Signals (colored dots) in a neuron. Image credit: T. Ahmed, A. Buonanno (CC BY-NC 2.0)
Cells called neurons in the brain communicate by triggering or inhibiting electrical activity in other neurons. To inhibit electrical activity, a signal from one neuron usually triggers specific receptors on the second neuron to open, which allows particles called chloride ions to flow into or out of the neuron.
The force that moves chloride ions (the so-called ‘chloride driving force’) depends on two main factors. Firstly, chloride ions, like other particles, tend to move from an area where they are plentiful to areas where they are less abundant. Secondly, chloride ions are negatively charged and are therefore attracted to areas where the net charge (determined by the mix of positively and negatively charged particles) is more positive than their current position.
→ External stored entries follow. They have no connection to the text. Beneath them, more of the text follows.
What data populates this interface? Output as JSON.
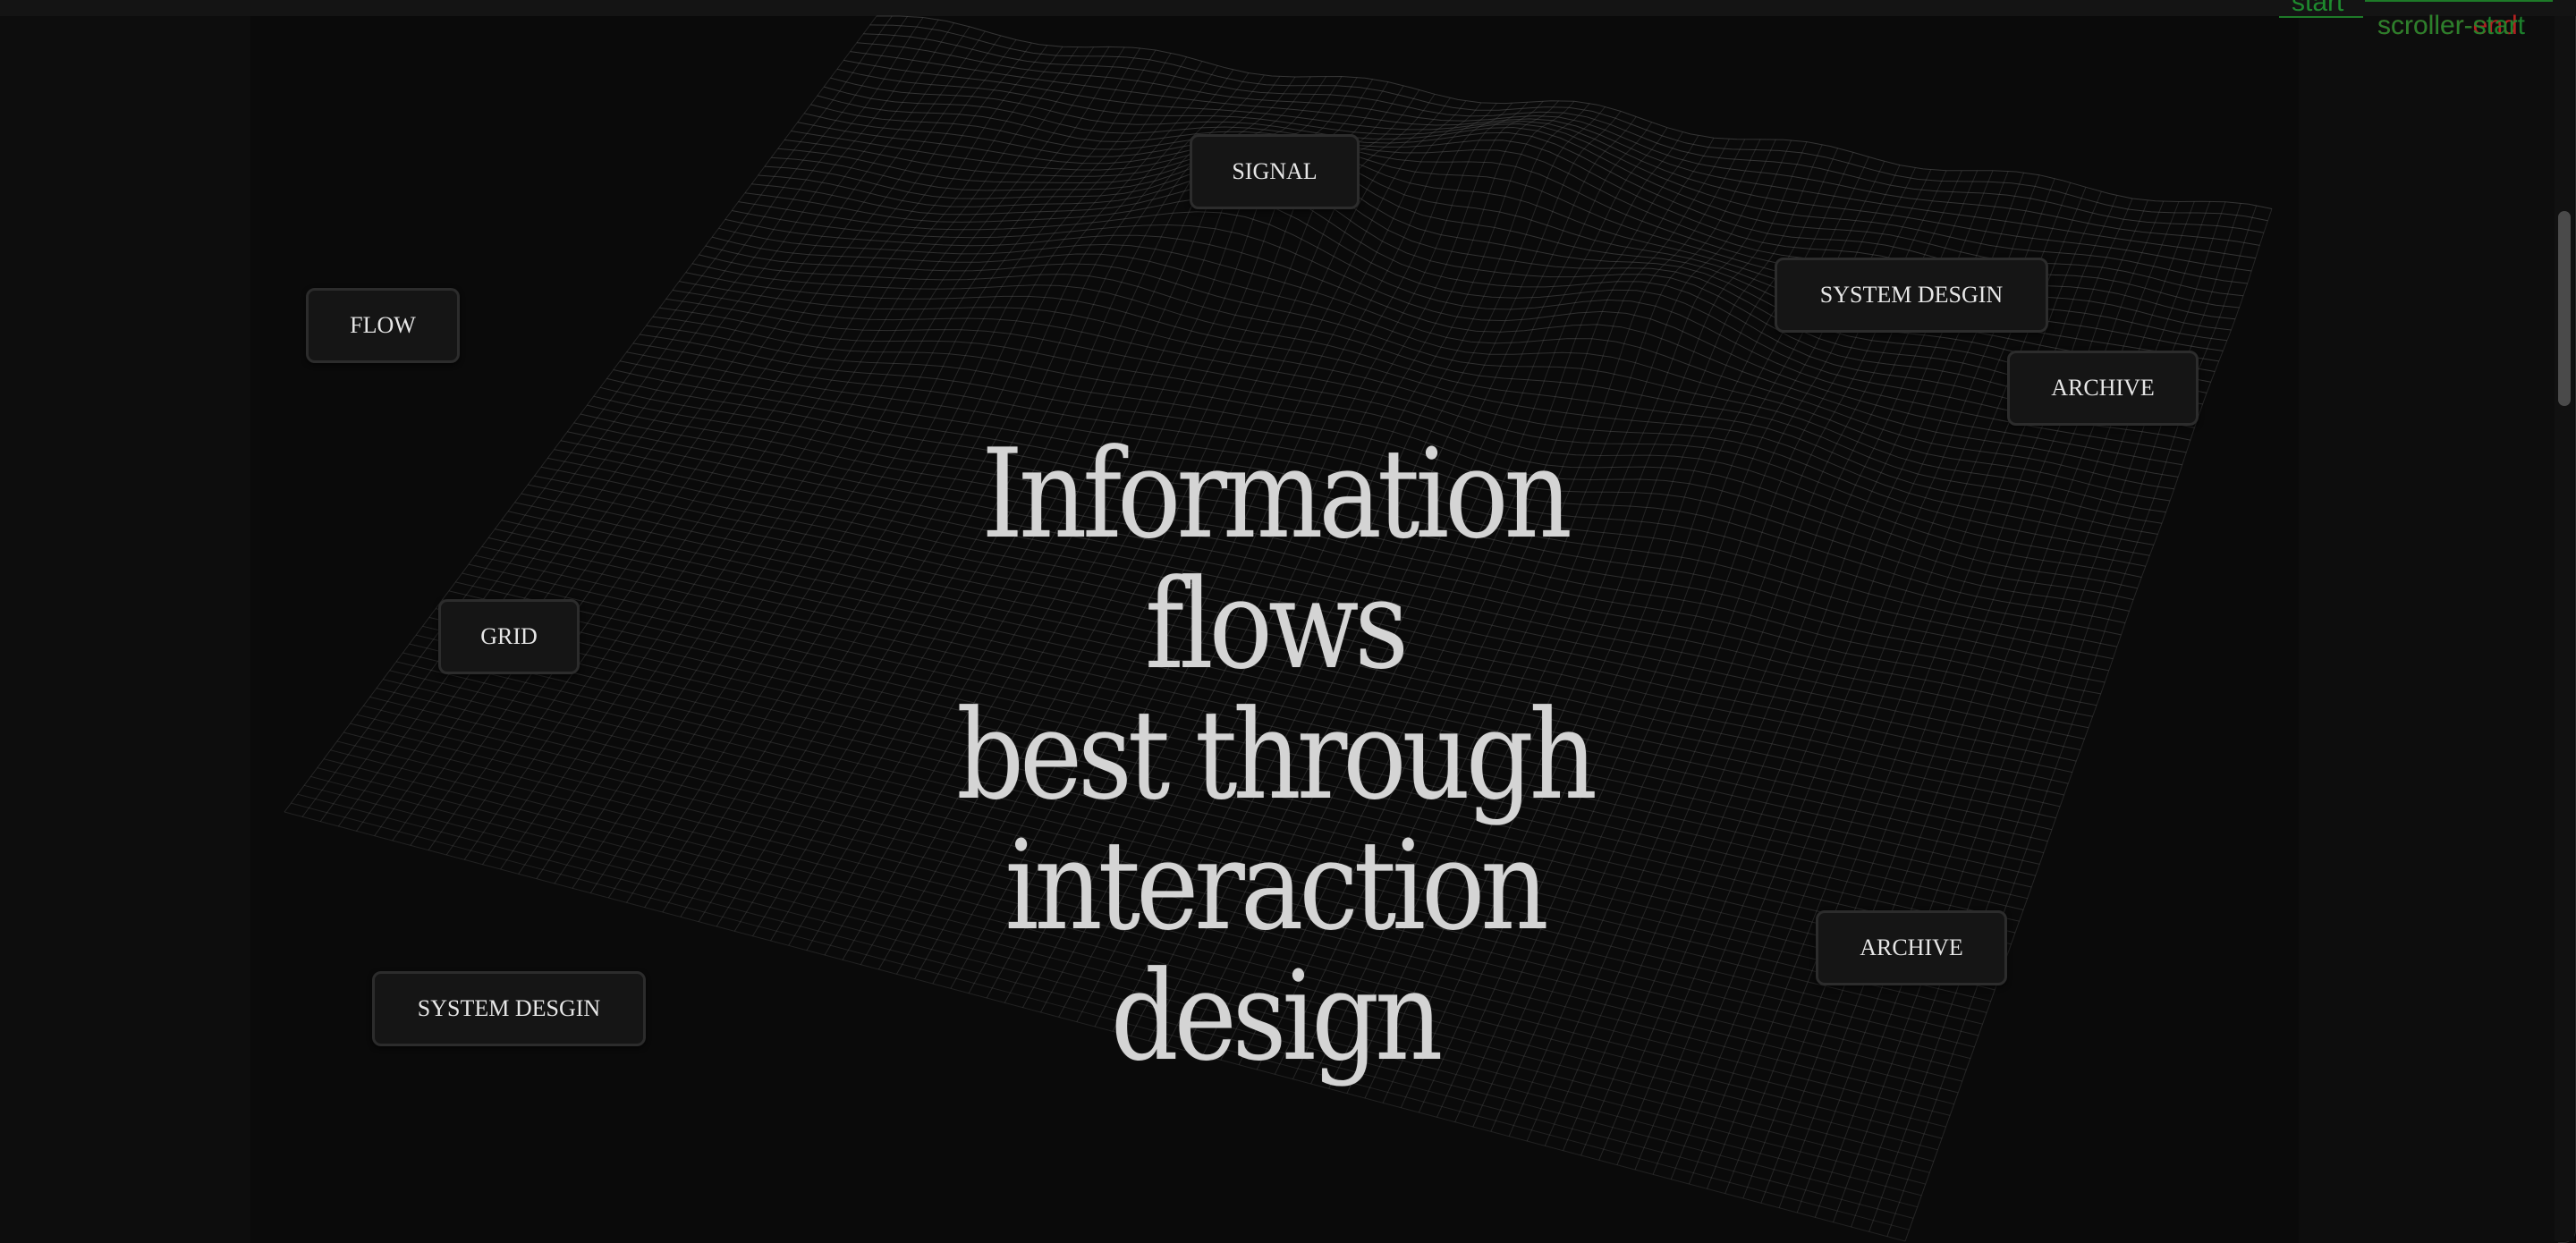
{
  "headline": {
    "line1": "Information flows",
    "line2": "best through",
    "line3": "interaction design"
  },
  "tags": {
    "signal": "SIGNAL",
    "flow": "FLOW",
    "system_design_top": "SYSTEM DESGIN",
    "archive_top": "ARCHIVE",
    "grid": "GRID",
    "archive_bottom": "ARCHIVE",
    "system_design_bottom": "SYSTEM DESGIN"
  },
  "debug_markers": {
    "start": "start",
    "scroller_start": "scroller-start",
    "scroller_end": "scroller-end"
  },
  "colors": {
    "background": "#0b0b0b",
    "mesh_line": "#5a5a5a",
    "headline_text": "#d4d4d4",
    "tag_background": "#151515",
    "tag_border": "#2c2c2c",
    "marker_start_green": "#1e8a2e",
    "marker_end_red": "#b32020"
  }
}
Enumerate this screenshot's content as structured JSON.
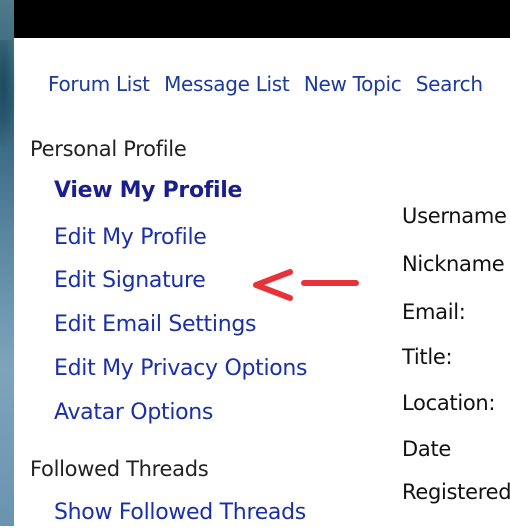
{
  "nav": {
    "forum_list": "Forum List",
    "message_list": "Message List",
    "new_topic": "New Topic",
    "search": "Search"
  },
  "sidebar": {
    "personal_profile_heading": "Personal Profile",
    "items": [
      {
        "label": "View My Profile"
      },
      {
        "label": "Edit My Profile"
      },
      {
        "label": "Edit Signature"
      },
      {
        "label": "Edit Email Settings"
      },
      {
        "label": "Edit My Privacy Options"
      },
      {
        "label": "Avatar Options"
      }
    ],
    "followed_threads_heading": "Followed Threads",
    "followed_items": [
      {
        "label": "Show Followed Threads"
      }
    ]
  },
  "profile_fields": {
    "username": "Username",
    "nickname": "Nickname",
    "email": "Email:",
    "title": "Title:",
    "location": "Location:",
    "date": "Date",
    "registered": "Registered"
  },
  "annotation": {
    "arrow_color": "#e8323a"
  }
}
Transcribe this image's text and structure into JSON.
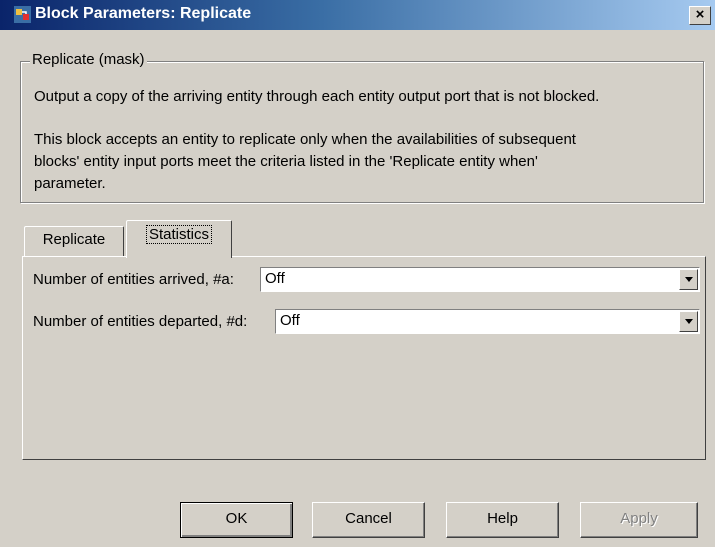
{
  "window": {
    "title": "Block Parameters: Replicate",
    "close_label": "×"
  },
  "mask_group": {
    "legend": "Replicate (mask)",
    "description_lines": [
      "Output a copy of the arriving entity through each entity output port that is not blocked.",
      "This block accepts an entity to replicate only when the availabilities of subsequent",
      "blocks' entity input ports meet the criteria listed in the 'Replicate entity when'",
      "parameter."
    ]
  },
  "tabs": [
    {
      "label": "Replicate",
      "active": false
    },
    {
      "label": "Statistics",
      "active": true
    }
  ],
  "statistics": {
    "arrived_label": "Number of entities arrived, #a:",
    "arrived_value": "Off",
    "departed_label": "Number of entities departed, #d:",
    "departed_value": "Off"
  },
  "buttons": {
    "ok": "OK",
    "cancel": "Cancel",
    "help": "Help",
    "apply": "Apply"
  },
  "colors": {
    "titlebar_start": "#0a246a",
    "titlebar_end": "#a6caf0",
    "face": "#d4d0c8"
  },
  "icons": {
    "window_icon": "simulink-block-icon",
    "dropdown": "chevron-down-icon"
  }
}
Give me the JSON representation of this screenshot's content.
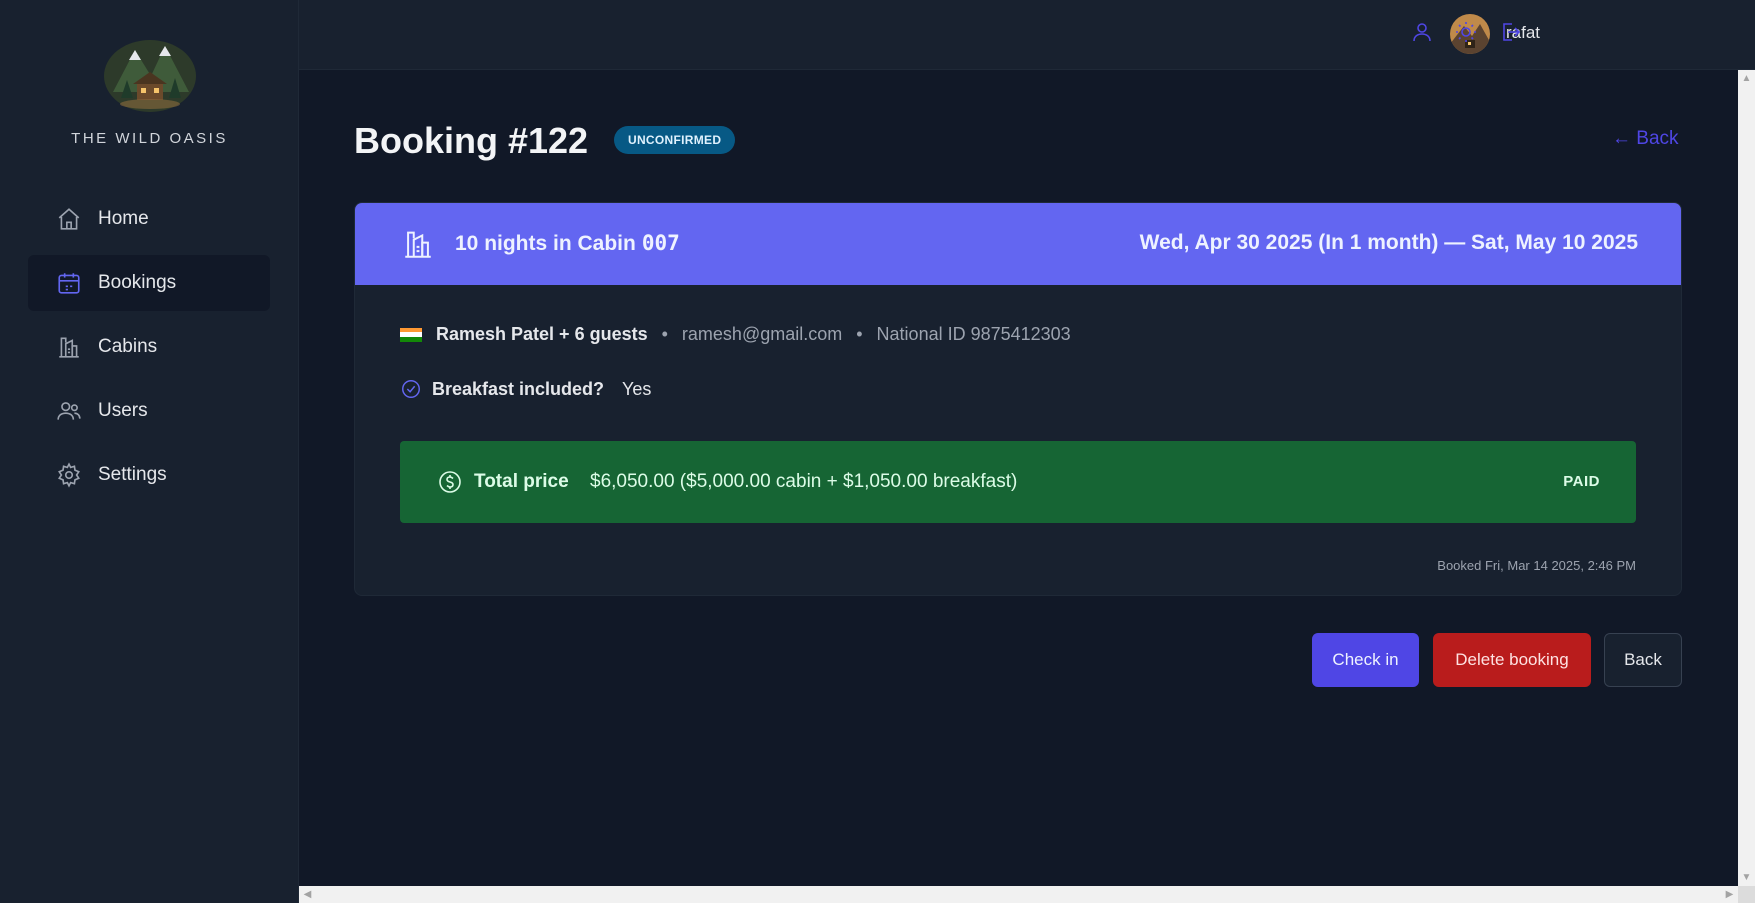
{
  "brand": {
    "name": "THE WILD OASIS"
  },
  "sidebar": {
    "items": [
      {
        "label": "Home",
        "icon": "home-icon"
      },
      {
        "label": "Bookings",
        "icon": "calendar-icon",
        "active": true
      },
      {
        "label": "Cabins",
        "icon": "cabin-icon"
      },
      {
        "label": "Users",
        "icon": "users-icon"
      },
      {
        "label": "Settings",
        "icon": "gear-icon"
      }
    ]
  },
  "header": {
    "username": "rafat",
    "buttons": [
      "user-icon",
      "sun-icon",
      "logout-icon"
    ]
  },
  "page": {
    "title": "Booking #122",
    "status": "UNCONFIRMED",
    "back_link": "← Back"
  },
  "booking": {
    "nights_text": "10 nights in Cabin",
    "cabin_code": "007",
    "date_range": "Wed, Apr 30 2025 (In 1 month) — Sat, May 10 2025",
    "guest": "Ramesh Patel + 6 guests",
    "email": "ramesh@gmail.com",
    "national_id": "National ID 9875412303",
    "separator": "•",
    "breakfast_label": "Breakfast included?",
    "breakfast_value": "Yes",
    "total_label": "Total price",
    "total_value": "$6,050.00 ($5,000.00 cabin + $1,050.00 breakfast)",
    "paid_status": "PAID",
    "booked_at": "Booked Fri, Mar 14 2025, 2:46 PM"
  },
  "actions": {
    "check_in": "Check in",
    "delete": "Delete booking",
    "back": "Back"
  },
  "colors": {
    "accent": "#6366f1",
    "primary_button": "#4f46e5",
    "danger": "#b91c1c",
    "paid_green": "#166534",
    "status_tag": "#075985"
  }
}
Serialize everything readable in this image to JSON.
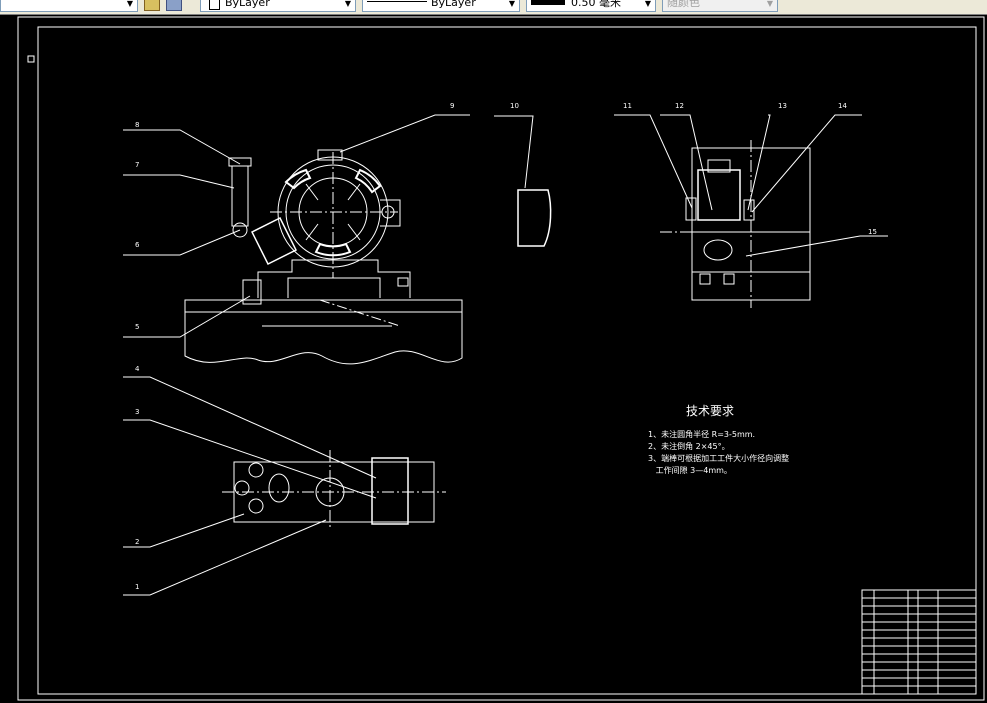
{
  "toolbar": {
    "layer_control": "ByLayer",
    "linetype_control": "ByLayer",
    "lineweight_value": "0.50",
    "lineweight_unit": "毫米",
    "plotstyle_control": "随颜色"
  },
  "drawing": {
    "part_numbers": [
      "1",
      "2",
      "3",
      "4",
      "5",
      "6",
      "7",
      "8",
      "9",
      "10",
      "11",
      "12",
      "13",
      "14",
      "15"
    ],
    "tech_title": "技术要求",
    "tech_items": [
      "1、未注圆角半径  R=3-5mm.",
      "2、未注倒角 2×45°。",
      "3、端棒可根据加工工件大小作径向调整",
      "   工作间隙 3—4mm。"
    ]
  },
  "colors": {
    "background": "#000000",
    "lines": "#ffffff",
    "toolbar": "#ece9d8"
  }
}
It was previously believed that a group of proteins known as CCCs, which transport chloride ions and positive ions together across the membranes surrounding cells, sets the chloride driving force. However, it has recently been suggested that negatively charged ions that are unable to cross the membrane (or ‘impermeant anions’ for short) may set the driving force instead by contributing to the net charge across the membrane. Düsterwald et al. used a computational model of the neuron to explore these two possibilities.
In the simulations, altering the activity of the CCCs led to big changes in the chloride driving force. Changing the levels of impermeant anions altered the volume of cells, but did not drive changes in the chloride driving force. This was because the flow of chloride ions across the membrane led to a compensatory change in the net charge across the membrane.
Düsterwald et al. then used an experimental technique called patch-clamping in mice and rats to confirm the model’s predictions. Defects in controlling the chloride driving force in brain cells have been linked with epilepsy, stroke and other neurological diseases. Therefore, a better knowledge of these mechanisms may in future help to identify the best targets for drugs to treat such conditions.